Saturday, January 25, 2020

(M: tAs) The Book of Madness

One thing I'm noticing in these older books is a lack of, for want of a better term, "White Wolf hubris." Maybe I'm still sore from the gross stuff in Guide to the Sabbat, but I remember late-90s WW as being the company that would say anything for shock value. In books like Clanbook: Giovanni and as recently as Manual of Exalted Power: Infernals, it almost feels like they were not only confident they could get away with it, but that they bought into the idea that it was their duty, as the mature rpg company to be as gross as possible.
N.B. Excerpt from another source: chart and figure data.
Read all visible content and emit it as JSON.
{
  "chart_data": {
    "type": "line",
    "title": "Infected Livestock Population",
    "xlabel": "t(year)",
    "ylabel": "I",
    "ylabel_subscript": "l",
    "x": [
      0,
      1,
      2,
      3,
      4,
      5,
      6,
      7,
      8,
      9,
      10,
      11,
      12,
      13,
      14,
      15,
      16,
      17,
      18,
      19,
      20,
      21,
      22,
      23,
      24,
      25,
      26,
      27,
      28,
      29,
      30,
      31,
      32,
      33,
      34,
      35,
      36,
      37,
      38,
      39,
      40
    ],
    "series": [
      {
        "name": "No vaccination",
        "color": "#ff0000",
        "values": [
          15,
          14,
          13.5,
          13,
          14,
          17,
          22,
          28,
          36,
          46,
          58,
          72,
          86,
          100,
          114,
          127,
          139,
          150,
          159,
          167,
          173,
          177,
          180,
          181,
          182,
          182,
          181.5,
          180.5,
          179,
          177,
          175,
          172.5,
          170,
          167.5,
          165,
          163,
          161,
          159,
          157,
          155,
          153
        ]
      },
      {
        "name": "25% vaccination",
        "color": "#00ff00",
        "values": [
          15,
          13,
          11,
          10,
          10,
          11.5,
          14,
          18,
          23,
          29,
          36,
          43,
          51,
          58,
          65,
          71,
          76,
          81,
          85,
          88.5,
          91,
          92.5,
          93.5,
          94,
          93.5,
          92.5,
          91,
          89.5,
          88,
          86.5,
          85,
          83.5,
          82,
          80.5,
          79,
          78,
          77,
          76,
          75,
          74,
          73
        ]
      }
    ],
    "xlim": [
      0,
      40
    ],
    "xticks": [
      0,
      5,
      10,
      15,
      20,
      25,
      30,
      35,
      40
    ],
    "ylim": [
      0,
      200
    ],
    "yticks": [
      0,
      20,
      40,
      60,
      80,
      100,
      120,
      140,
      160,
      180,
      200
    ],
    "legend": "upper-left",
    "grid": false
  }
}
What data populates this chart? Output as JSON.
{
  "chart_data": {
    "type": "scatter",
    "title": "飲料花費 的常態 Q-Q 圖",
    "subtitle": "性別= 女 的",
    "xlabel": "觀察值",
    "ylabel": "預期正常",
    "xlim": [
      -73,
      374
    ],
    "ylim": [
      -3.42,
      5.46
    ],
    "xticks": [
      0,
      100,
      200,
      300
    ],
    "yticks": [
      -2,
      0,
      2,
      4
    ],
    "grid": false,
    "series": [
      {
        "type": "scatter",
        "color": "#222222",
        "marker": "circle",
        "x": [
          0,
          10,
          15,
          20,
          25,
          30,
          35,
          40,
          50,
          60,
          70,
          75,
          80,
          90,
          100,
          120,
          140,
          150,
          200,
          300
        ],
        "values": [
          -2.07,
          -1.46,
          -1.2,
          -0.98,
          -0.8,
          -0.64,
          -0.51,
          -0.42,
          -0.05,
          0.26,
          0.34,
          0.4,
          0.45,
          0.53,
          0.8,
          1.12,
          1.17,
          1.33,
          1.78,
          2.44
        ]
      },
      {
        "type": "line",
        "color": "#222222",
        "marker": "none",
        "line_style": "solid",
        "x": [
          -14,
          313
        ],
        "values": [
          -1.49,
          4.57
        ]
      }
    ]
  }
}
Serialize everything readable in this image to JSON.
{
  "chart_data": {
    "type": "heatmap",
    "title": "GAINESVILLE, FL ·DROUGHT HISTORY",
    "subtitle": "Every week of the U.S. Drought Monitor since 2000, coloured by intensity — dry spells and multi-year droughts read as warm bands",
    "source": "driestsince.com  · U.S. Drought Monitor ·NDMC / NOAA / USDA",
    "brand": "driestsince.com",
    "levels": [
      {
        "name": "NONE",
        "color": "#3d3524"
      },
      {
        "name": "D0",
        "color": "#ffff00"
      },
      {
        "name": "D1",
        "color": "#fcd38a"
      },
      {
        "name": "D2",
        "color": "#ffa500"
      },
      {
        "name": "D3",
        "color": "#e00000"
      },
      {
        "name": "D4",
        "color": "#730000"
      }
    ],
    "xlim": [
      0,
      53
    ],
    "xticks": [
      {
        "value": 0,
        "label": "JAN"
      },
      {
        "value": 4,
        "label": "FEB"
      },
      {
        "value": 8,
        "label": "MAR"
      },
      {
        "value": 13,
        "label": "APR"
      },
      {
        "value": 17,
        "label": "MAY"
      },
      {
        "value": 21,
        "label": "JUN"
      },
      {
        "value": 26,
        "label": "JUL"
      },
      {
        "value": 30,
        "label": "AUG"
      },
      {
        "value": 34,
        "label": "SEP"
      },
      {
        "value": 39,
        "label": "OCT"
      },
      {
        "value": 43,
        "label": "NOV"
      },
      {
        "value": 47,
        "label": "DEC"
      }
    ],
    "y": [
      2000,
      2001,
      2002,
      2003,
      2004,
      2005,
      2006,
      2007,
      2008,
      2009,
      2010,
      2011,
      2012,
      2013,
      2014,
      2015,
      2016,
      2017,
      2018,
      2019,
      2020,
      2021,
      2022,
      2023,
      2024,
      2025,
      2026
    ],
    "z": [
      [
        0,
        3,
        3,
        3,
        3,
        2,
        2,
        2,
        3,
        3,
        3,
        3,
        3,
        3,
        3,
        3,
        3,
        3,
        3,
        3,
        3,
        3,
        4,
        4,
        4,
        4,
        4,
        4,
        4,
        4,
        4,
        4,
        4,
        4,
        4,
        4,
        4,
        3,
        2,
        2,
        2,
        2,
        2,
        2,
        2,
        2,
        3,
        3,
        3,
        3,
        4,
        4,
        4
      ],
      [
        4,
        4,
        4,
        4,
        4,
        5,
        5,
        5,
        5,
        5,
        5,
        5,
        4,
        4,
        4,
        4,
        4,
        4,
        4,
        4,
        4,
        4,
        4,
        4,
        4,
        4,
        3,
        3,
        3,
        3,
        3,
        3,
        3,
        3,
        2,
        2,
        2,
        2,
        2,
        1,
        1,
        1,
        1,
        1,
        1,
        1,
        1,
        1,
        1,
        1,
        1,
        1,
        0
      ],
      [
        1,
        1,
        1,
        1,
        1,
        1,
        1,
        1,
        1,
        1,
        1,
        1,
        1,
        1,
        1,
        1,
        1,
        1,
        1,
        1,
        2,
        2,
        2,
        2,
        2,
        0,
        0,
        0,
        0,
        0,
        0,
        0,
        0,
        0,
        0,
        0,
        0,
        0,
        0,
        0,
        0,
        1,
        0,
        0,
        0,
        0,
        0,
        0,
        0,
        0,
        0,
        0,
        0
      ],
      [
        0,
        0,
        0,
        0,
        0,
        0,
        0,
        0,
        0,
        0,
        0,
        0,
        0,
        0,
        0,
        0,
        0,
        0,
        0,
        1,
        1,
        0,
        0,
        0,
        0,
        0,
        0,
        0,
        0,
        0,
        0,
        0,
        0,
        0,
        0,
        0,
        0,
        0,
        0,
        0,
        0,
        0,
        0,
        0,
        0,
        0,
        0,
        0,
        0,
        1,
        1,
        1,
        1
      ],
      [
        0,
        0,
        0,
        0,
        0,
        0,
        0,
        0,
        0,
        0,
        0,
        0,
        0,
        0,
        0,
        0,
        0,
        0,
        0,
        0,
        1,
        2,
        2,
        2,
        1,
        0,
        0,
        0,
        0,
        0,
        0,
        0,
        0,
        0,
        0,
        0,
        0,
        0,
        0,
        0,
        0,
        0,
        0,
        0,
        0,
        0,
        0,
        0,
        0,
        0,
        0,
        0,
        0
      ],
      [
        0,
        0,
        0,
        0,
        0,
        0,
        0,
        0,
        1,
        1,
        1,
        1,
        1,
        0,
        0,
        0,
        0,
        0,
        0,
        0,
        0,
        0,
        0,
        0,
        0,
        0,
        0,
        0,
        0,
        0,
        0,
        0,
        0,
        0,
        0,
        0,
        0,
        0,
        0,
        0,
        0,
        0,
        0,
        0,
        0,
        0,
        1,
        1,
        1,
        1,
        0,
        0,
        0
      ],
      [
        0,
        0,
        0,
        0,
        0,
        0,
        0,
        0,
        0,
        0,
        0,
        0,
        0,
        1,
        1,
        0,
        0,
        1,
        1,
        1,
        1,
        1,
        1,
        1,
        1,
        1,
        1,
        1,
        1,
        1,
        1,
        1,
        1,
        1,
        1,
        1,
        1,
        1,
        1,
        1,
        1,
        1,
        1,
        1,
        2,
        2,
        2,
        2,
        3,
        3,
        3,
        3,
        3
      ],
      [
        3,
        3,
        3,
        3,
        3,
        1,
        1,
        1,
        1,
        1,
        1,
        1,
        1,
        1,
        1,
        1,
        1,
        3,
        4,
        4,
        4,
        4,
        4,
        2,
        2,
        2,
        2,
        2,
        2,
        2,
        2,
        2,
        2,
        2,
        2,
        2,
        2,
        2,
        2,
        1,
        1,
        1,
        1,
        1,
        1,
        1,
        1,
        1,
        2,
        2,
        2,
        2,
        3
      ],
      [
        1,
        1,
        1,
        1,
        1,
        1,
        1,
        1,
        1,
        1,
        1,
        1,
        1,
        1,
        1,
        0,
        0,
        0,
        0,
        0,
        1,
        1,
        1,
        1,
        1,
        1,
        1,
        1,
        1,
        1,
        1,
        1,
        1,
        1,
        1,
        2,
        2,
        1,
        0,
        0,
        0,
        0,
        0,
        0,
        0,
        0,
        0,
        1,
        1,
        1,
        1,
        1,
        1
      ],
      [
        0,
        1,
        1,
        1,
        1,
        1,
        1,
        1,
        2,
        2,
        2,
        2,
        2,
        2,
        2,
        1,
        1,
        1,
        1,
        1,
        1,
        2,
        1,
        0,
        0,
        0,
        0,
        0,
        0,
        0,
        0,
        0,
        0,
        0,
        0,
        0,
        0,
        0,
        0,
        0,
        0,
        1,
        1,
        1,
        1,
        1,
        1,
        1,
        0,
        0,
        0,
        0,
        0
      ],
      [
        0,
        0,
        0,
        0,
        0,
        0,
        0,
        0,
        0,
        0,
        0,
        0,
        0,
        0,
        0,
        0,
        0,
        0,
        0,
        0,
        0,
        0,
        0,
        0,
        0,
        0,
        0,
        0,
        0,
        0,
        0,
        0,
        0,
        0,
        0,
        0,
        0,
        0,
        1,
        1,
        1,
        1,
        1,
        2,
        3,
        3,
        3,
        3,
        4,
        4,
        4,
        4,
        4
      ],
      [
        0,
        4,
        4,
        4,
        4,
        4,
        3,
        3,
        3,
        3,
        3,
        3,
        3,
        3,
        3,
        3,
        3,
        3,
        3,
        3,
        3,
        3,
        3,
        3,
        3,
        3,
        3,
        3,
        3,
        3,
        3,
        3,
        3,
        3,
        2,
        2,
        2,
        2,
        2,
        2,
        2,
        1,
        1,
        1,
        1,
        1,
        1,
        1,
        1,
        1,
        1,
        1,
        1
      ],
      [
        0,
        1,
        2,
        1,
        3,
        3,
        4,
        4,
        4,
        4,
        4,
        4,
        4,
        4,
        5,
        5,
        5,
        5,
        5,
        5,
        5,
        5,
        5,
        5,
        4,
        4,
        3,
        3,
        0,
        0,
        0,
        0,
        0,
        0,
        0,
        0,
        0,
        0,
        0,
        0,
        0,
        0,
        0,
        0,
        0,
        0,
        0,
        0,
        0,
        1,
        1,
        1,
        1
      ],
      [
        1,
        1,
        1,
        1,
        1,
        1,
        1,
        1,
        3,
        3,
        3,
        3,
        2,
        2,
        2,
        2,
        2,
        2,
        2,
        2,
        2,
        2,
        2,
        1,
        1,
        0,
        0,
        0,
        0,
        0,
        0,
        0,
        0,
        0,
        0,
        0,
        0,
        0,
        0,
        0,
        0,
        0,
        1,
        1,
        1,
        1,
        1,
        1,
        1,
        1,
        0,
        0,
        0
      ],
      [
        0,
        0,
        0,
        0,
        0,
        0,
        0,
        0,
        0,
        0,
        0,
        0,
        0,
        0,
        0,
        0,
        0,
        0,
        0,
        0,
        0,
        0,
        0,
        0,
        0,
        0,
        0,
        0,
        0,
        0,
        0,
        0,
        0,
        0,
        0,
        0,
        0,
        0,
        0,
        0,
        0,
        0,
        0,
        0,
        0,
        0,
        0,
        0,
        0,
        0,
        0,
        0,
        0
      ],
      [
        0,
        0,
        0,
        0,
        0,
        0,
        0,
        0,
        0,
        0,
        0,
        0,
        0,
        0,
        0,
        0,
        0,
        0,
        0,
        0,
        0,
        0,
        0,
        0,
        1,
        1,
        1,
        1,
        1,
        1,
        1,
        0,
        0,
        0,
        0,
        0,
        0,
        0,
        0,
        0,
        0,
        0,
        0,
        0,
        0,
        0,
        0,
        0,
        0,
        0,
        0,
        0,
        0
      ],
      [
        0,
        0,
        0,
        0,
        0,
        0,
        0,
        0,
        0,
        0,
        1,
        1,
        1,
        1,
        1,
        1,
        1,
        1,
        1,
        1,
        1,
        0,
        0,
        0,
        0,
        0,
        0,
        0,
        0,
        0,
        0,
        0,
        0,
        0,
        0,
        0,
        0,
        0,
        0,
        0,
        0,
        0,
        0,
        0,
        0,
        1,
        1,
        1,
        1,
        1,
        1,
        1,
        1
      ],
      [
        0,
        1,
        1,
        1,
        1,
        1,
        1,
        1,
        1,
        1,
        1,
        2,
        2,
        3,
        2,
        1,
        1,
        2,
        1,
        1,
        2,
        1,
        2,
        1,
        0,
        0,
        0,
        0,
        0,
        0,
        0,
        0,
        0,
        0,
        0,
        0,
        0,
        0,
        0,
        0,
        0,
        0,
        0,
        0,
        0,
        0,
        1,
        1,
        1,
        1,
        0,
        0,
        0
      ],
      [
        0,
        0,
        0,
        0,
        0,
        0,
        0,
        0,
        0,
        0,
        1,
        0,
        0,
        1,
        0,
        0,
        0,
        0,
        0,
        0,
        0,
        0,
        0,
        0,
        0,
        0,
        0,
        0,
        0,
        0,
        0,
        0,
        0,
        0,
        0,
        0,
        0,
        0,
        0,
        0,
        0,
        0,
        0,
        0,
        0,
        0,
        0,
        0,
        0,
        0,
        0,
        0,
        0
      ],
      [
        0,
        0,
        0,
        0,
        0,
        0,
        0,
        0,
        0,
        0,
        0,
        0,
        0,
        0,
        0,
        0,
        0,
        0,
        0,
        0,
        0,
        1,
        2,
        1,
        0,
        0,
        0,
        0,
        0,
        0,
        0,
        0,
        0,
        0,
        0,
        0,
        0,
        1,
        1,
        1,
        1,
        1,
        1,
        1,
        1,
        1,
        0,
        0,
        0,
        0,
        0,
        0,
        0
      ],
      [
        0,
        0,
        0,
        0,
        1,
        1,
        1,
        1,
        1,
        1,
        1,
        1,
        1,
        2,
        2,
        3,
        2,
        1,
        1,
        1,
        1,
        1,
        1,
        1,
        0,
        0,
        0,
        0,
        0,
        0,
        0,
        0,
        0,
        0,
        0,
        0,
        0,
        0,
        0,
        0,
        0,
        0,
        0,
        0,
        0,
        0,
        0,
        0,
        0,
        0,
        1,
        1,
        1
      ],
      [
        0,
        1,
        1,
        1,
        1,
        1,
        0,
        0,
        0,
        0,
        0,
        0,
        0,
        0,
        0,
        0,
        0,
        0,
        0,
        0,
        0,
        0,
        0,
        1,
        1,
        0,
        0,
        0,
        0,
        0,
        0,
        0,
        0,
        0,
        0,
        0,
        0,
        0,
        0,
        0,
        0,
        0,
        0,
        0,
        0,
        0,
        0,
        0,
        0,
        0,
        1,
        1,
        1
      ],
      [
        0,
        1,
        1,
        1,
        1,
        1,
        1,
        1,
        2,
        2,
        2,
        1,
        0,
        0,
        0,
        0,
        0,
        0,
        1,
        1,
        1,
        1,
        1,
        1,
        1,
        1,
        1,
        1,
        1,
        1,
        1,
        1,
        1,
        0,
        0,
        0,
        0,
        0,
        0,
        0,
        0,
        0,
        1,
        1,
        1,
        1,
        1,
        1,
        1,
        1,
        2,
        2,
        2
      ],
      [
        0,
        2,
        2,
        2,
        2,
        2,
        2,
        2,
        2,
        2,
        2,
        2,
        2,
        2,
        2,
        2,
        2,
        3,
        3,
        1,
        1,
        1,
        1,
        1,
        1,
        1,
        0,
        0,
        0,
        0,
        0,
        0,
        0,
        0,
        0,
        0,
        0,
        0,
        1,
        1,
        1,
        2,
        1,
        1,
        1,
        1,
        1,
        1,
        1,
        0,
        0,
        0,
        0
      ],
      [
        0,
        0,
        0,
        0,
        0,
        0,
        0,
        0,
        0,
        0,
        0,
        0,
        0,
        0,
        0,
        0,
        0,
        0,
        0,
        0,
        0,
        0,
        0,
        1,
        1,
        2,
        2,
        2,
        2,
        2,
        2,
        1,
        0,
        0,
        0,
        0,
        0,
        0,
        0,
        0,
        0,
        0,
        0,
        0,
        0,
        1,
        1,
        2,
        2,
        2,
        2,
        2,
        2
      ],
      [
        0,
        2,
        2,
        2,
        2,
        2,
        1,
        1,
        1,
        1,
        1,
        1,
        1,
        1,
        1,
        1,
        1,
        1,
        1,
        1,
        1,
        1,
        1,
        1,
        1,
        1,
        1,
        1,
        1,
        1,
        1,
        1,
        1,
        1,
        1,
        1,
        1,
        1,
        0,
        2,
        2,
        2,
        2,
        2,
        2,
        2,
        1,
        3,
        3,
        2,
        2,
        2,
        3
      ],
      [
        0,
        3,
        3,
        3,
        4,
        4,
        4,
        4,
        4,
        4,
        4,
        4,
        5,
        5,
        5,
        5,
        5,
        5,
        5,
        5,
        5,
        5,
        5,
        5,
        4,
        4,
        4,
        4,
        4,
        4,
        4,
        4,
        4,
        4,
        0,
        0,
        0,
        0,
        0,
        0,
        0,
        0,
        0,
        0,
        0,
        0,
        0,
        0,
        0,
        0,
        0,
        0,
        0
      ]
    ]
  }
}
Yet, as of The Book of Madness, they still seem new and vulnerable enough that they don't always go for the worst thing imaginable. Sometimes, they even show discretion. In a book that is full of murderers, demons, and dark sorcerers, there's really only one paragraph where I felt like I wanted to bury my head in revulsion . . . and it described a real guy.

Don't get me wrong, I learned more about Gilles de Rais than I ever wanted to know (and seriously, if you google that name - beware), but surprisingly, the book was as relatively tasteful as could reasonably be expected, given the subject matter. You do have to ask yourself whether it's appropriate or wise to make a real-life child-murderer into a villain in your fantasy roleplaying game, but I'm honestly not sure whether using a 500-year-old crime in this way is worse than imagining such lurid atrocities anew.

And I'm sorry I'm being so vague about this. I know it can be pretty stressful, but trust me, whatever you're imagining I'm not saying, the reality is worse. Although, the accusations against de Rais are so over-the-top disgusting that it makes me wonder if perhaps history has slandered the man. The one thing that makes me suspect that there are true crimes at work here is that the court record mentions the specific name of one of the victims - a common boy named Jeudon - which isn't something that usually happens in contemporary satanic panic cases. It seems probable to me that de Rais was responsible for his disappearance under mysterious circumstances, even if all of the Satan-worshipping accusations were pure embellishment.

And no, I don't know what makes me feel qualified to make those sorts of judgements after reading a twenty-five-year-old rpg book and a single wikipedia article.  It's just a hunch.

Anyway, back to the subject at hand. Aside from that one low point, The Book of Madness is mostly pretty vague about the atrocities of its "mad" factions. There's a group that believes they can reset consensual reality by murdering five billion people, but canonically they aren't nearly organized enough to bring it about, and thus there's no concrete details about the Bai Dai's crimes against humanity.

It's almost shocking how PG-13 the section on demons is.I get the feeling that they are almost obligatory. Demons are something you expect to see in a modern horror setting, so demons are what we get. The book doesn't do anything particularly imaginative with them, and while we hear that they love to torture the souls they buy from people, it's described only in the most general of terms.

The most important chapter in the book, and probably the only one with any real legs, was the one about Paradox. It's kind of a landmark. The stuff from the core about the Technocracy being the reality cops gets dialed way back. Now they merely strengthened the Gauntlet (barrier between material and spirit world) instead of creating it. And Paradox itself is cast for the first time as a neutral cosmic force and not something unnatural that the Traditions are ultimately going to be able to defeat.

To quote the chapter, "the rock will not move or break apart unless it believes itself to have been acted upon by a sufficient physical force." The idea that Mage is a game about exploring the nuances and consequences of consensual reality is starting to come into its own. I especially love the way it dovetails with the animistic of the World of Darkness' spirit realm. The beliefs of apparently "inanimate" objects and "nonsapient" animals factoring in to the consensus is an easy answer for why the world doesn't always conveniently match up to the most powerful human belief systems.

Speaking of which, there's a taxonomy of spiritual beings here and Gaia is explicitly identified with the Abrahamic god. It's a throwaway line, but at least until a later book comes around to fix it, every monotheistic religion in the World of Darkness is canonically established to worship different masks of the same creator spirit.

Maybe there was a bit of White Wolf hubris after all.

Ukss Contribution - The Dust Witch. A paradox spirit that shows up and gets dust all over everything. Especially unlucky people might be cursed to turn every non-living thing they touch into dust. Aside from triggering allergies, she's mostly harmless. Just a weird, obsessive creep who shows up and scolds you for getting sloppy with your magic.